De raadsheer-commissaris die de getuigen heeft gehoord, kan om organisatorische redenen dit arrest niet meewijzen.
6.5.
Het hof stelt het volgende voorop.
Hoewel de bewijsopdracht aan [geïntimeerde] in het dictum van het tussenarrest van 15 maart 2016 anders is geformuleerd, is feitelijk aan [geïntimeerde] opgedragen tegenbewijs te leveren tegen de voorshands bewezen geachte stelling van Enexis dat sprake is van niet geregistreerd elektriciteitsverbruik door [geïntimeerde] over de periode van 22 maart 2015 tot en met 22 oktober 2010 en dat bij de becijfering van de als gevolg daarvan door Enexis geleden schade kan worden uitgegaan van een normaal te verwachten verbruik over die periode (vgl. r.o. 3.6 tot en met 3.9 van het tussenarrest). Voor het slagen van dit tegenbewijs is voldoende dat de voorshands bewezen geachte stelling van Enexis wordt ontzenuwd. Dit is het geval als vast komt te staan dat, zoals [geïntimeerde] stelt, [geïntimeerde] en zijn echtgenote in de periode van 22 maart 2005 tot en met 22 oktober 2010 jaarlijks de helft van het jaar op reis waren met de pinkstergemeenschap. In dat geval zou daarin een verklaring kunnen worden gevonden voor het aanzienlijk lagere energieverbruik in die periode dan het energieverbruik in de periode daarna.
6.6.
De zoon heeft het volgende verklaard:
‘(…). Ik woon nu op het [straatnaam][nr 1] in [woonplaats] , op het woonwagenkamp dus. Daarvoor, ik denk 15 jaar geleden maar misschien zelfs langer, woonde ik bij mijn ouders in hun woonwagen aan het [straatnaam][nr 2] . Ik merk op dat ik in ieder geval vanaf 17/18 jarige leeftijd bij mijn opa in woonde op het [straatnaam][nr 1] . Ik woonde in de periode 2005-2011 dus niet meer bij mijn ouders.

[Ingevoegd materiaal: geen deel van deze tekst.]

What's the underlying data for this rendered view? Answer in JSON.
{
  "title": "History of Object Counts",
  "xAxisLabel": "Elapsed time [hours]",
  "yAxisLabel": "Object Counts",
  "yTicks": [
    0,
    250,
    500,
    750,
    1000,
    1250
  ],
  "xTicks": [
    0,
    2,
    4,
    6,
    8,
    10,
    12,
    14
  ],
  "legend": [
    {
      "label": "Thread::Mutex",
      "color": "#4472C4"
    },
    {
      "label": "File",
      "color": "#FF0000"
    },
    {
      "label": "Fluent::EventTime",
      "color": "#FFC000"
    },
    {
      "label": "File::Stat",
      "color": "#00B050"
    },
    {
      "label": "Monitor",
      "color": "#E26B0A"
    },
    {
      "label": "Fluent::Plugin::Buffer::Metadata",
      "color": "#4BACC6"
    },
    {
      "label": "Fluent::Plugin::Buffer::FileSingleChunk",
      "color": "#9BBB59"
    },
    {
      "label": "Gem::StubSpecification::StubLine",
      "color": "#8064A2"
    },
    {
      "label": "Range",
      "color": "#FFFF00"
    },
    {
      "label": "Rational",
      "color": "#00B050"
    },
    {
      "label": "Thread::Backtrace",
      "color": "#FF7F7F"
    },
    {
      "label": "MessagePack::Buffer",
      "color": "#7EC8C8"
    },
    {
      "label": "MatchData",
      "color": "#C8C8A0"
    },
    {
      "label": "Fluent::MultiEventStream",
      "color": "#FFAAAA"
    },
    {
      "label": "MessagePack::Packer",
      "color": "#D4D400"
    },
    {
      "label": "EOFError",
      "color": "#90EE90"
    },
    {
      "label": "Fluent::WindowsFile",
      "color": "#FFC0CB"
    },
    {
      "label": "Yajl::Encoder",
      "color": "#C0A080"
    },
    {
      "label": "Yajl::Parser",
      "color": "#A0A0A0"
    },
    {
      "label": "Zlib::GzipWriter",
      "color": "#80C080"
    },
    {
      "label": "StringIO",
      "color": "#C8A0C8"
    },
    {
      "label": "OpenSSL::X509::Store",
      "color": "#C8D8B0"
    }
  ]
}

Mijn ouders zijn lid van de Pinkstergemeenschap, bekend als Halleluja. Ikzelf ben daar geen lid van. Mijn ouders waren daar altijd mee weg, mijn moeder is namelijk van zigeunerafkomst, zij is Sinti. De Pinkstergemeenschap waar zij lid van zijn is hoofdzakelijk een Sinti-gemeenschap.

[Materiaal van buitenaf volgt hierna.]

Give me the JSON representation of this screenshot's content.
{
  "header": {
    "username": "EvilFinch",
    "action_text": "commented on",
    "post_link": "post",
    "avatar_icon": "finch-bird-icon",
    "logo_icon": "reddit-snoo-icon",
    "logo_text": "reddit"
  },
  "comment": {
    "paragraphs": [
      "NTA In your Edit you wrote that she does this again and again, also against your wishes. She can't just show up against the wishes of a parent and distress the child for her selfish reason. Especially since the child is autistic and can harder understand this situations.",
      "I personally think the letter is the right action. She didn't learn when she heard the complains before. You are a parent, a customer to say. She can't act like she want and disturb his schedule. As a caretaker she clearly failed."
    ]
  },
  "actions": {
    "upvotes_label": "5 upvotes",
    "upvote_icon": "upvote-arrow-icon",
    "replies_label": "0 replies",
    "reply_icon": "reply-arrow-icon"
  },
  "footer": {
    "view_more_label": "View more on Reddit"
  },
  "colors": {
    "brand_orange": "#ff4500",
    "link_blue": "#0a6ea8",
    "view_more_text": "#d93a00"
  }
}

U vraagt mij hoe vaak mijn ouders weg waren met de Pinkstergemeenschap. Dat was soms wekelijks, soms maandelijks, soms een of twee dagen, soms weken, soms maanden. Dat hing er vanaf waar ze heen gingen, soms gingen ze maar 20 kilometer ver weg, soms gingen ze naar Frankrijk. Ze trokken rond met een klein woonwagentje of een caravan. Soms werd dat onderling geregeld.
U vraagt mij naar het doel van de reizen. Het doel was het geloof, maar het fijne weet ik daar niet van. Ik zit zelf namelijk niet bij dit geloof.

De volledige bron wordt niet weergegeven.